Poetry Gathering features youth poetry contest
To The Leader
ALPINE, TEXAS – A youth poetry contest has been announced by the Lone Star Cowboy Poetry Gathering in conjunction with its inaugural event scheduled for February 21-22, 2020.
Held on the campus of Sul Ross State University in Alpine, Texas, the gathering will feature poets and singers heralding from across Texas and several western states.
As a reminder that keeping the spirit of the West alive is not just a job for the old-timers, the youth contest provides a way for young people to not only express their appreciation for the cowboy way of life but also carry on the tradition.

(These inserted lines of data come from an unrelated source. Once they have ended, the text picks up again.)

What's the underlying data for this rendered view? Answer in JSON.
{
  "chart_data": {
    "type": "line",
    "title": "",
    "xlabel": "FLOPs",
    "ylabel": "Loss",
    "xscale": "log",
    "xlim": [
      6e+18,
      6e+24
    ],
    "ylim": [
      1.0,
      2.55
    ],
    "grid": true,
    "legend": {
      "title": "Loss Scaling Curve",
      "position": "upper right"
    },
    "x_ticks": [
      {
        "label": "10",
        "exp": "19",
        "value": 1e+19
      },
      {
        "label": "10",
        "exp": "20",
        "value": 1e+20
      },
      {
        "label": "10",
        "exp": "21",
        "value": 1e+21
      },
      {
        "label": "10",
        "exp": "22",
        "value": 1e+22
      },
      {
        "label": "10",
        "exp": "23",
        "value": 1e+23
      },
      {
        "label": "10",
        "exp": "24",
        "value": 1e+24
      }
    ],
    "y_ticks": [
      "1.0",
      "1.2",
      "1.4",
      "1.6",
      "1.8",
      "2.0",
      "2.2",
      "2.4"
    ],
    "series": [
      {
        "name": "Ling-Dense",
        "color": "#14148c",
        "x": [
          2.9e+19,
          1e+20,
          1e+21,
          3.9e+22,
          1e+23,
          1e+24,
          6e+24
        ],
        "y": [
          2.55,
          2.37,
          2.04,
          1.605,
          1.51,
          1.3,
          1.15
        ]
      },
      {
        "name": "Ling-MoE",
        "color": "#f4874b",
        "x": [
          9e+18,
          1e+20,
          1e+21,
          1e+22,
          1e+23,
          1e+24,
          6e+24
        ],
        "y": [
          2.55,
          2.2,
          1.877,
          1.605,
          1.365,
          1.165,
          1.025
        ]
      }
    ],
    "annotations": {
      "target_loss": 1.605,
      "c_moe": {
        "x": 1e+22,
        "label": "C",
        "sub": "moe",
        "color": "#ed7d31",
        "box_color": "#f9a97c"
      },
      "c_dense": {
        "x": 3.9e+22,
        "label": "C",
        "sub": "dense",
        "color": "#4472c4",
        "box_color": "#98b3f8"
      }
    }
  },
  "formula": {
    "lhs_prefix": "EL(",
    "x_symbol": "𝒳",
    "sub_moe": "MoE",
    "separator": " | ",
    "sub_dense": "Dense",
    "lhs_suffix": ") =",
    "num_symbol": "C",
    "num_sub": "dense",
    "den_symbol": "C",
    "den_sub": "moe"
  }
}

“I am thrilled that the organizers want to promote this opportunity for the youth,” said Elizabeth Baize, a native of Fort Davis, who is working alongside Kay Nowell and Karen McGuire, both of Alpine, to organize the contest.
“Developing the art of writing, whether poetry or prose, affords an individual with a powerful tool,” she said. “It can teach a lesson, relay a personal value, make a lasting impression, or just bring the gift of laughter into someone’s life.”
Baize participated in the poetry contest herself during her high school years and still has a poem she wrote entitled “Rattler Tale.”
She smiles as she glances over her teenage attempt at capturing the story.
“When I think about my snake encounters, an image flashes into my mind’s eye regarding this one – the first moment I caught sight of the snake crawling away from my horse’s legs,” she said.
“However, I realize that without these words in front of me, many details would have escaped my recollection,” Baize said. “Thanks to the Texas Cowboy Poetry Gathering Poetry Contest and a dedicated mother who challenge me to participate, I can relive an incident that occurred over half my lifetime ago.”
To encourage participation, the youth poetry contest is divided into five age divisions with the top three places in each division receiving a personalized plaque.
Plans also are underway for students to share their poems during a special session on Saturday morning during the gathering.
Baize hopes that the contest will not only give students a reason to write, but also an opportunity to share their creativity, experiences, and dreams with others.
“Whether or not they realize the fact, young people with an interest in agriculture already have great stories to tell,” she said. “We are waiting in anticipation to hear them.”